Comme Lazare travaillait depuis environ deux heures, il entendit un de ses voisins qui s’écriait : — Tiens ! du monde…

— Des dames ! ajouta l’autre, et il passa rapidement une main dans les boucles de ses cheveux, dans le nœud de sa cravate, puis secoua avec son mouchoir la poussière qui couvrait ses escarpins vernis. Son camarade l’imita entièrement.
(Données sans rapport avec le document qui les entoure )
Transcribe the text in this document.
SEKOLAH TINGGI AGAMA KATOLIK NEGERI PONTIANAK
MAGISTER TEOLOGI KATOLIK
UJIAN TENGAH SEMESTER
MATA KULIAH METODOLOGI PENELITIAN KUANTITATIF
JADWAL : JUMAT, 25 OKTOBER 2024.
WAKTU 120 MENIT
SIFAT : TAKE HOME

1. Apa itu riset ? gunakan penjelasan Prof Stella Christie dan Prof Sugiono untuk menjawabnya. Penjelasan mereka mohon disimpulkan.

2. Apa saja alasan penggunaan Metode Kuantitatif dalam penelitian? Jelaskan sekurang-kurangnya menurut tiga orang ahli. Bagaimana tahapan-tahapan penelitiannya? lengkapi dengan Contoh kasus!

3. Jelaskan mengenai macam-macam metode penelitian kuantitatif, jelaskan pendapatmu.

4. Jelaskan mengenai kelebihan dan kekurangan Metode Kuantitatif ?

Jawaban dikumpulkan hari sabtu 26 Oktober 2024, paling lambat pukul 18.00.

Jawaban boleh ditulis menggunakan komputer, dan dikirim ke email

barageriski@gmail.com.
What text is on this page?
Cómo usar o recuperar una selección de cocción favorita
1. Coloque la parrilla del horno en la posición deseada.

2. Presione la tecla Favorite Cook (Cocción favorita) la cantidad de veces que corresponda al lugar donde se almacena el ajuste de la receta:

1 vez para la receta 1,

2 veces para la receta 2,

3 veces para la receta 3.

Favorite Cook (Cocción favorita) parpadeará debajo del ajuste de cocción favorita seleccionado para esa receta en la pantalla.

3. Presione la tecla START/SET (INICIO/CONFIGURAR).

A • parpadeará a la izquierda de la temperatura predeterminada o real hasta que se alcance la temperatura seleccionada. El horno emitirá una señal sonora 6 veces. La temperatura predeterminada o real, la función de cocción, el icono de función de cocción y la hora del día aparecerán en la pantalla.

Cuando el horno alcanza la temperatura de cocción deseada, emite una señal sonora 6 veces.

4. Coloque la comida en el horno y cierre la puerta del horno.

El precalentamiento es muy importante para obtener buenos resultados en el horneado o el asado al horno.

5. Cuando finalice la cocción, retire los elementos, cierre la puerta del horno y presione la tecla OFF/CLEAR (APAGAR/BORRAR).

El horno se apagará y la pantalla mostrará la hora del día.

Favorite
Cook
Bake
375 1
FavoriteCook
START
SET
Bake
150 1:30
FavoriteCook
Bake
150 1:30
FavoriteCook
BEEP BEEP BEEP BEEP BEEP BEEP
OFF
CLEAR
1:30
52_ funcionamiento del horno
— Gageons qu’ils vont mettre des gants, murmura Lazare, qui ne s’était point détourné du côté où ses voisins venaient de signaler l’arrivée des dames ; puis tout à coup il releva la tête en s’entendant appeler. En haut du ravin, qu’elles commençaient à descendre, il aperçut deux femmes qu’il ne reconnut pas d’abord, car leur visage été caché par le leur ombrelle ; mais devant elles, et paraissant les guider, marchait un petit personnage qui faisait des signaux et continuait à crier : — Monsieur Lazare, c’est nous, c’est moi.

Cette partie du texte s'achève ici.